Did I Need To Make Extra Embryos to Have a Baby?

Ericka Andersen

At 33, after experiencing infertility for several years, I reluctantly turned to in vitro fertilization (IVF). A fertility specialist advised my husband and me to pursue the usual course of IVF, which involves using drugs to stimulate the growth of multiple egg follicles. These eggs would then be retrieved and fertilized with my husband's sperm in a lab. The best embryo would be transferred to my uterus while the runners-up would be frozen for future use. We were told it would be unwise to waste any more time or money on other plans.

I'd been dreaming of motherhood since childhood. So when the doctor encouraged us to move forward with the most powerful and effective method to achieve pregnancy, I agreed. Photos of newborns on the clinic walls made this advice hard to resist.

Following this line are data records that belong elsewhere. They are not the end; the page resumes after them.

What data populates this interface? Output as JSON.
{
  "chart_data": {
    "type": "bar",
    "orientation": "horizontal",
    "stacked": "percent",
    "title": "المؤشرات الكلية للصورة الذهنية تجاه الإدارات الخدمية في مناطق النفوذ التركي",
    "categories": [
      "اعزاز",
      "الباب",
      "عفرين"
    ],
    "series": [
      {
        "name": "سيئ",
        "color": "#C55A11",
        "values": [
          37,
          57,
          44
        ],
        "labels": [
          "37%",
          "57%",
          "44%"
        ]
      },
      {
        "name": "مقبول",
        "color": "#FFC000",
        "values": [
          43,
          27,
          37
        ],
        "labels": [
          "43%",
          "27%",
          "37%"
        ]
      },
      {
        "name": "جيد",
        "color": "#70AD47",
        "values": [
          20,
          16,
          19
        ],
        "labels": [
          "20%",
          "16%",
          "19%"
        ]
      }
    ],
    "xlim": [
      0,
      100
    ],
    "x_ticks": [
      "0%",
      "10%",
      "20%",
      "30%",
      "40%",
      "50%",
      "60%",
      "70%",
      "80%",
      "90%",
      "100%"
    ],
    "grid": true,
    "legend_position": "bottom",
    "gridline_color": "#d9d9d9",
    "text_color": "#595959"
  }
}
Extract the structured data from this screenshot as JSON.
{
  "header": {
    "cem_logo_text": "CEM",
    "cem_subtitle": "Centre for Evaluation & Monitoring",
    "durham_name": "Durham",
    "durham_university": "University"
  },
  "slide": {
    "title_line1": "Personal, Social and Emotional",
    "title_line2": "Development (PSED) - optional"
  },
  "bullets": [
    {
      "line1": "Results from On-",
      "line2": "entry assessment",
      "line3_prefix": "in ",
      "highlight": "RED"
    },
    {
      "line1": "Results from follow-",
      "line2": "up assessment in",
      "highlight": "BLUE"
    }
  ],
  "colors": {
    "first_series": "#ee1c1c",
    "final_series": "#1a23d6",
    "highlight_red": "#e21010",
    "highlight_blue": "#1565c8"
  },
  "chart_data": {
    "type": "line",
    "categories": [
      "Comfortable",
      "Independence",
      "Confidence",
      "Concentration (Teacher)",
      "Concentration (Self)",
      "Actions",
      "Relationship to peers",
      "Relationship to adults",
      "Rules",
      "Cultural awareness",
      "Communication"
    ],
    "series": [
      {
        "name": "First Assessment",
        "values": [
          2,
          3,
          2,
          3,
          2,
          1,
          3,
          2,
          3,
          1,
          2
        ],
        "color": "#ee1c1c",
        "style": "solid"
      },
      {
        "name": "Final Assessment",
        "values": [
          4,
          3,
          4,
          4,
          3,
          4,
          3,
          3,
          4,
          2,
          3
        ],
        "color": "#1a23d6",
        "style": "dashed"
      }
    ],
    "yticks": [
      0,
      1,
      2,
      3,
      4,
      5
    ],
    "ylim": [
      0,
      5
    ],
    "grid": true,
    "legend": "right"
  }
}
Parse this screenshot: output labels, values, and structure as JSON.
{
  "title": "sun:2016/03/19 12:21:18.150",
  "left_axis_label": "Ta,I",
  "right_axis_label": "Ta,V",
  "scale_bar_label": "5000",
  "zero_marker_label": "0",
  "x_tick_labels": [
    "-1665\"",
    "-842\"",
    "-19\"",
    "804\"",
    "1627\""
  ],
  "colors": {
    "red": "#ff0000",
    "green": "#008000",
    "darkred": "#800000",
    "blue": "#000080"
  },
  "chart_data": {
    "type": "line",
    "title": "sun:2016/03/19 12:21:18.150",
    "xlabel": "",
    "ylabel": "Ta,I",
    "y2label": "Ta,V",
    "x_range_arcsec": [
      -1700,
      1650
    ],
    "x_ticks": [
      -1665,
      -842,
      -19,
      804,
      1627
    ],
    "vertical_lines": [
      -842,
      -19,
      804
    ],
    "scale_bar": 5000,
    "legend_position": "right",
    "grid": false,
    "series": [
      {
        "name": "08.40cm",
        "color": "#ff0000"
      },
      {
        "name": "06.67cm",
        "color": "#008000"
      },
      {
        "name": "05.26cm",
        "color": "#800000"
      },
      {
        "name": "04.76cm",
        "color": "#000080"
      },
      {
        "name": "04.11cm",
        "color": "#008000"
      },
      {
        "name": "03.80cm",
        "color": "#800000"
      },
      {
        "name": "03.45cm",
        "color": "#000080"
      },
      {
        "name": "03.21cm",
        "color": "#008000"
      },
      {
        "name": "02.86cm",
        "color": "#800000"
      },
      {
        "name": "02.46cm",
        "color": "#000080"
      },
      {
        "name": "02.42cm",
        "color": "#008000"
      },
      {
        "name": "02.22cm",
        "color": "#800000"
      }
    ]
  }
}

We drained our savings for the $27,000 IVF package, which included four potential rounds, and prayerfully signed on the dotted line. I couldn't stop imagining a newborn in my arms, even as I wondered if IVF would ultimately violate my Christian faith.

IVF ultimately gave me my two children, for which I am eternally grateful. But multiple embryos remain on ice, which breaks my heart. The embryos that became my children were simply chosen first. Each embryo already has the genetic blueprint that sets each of us apart. We all began the same way, at conception.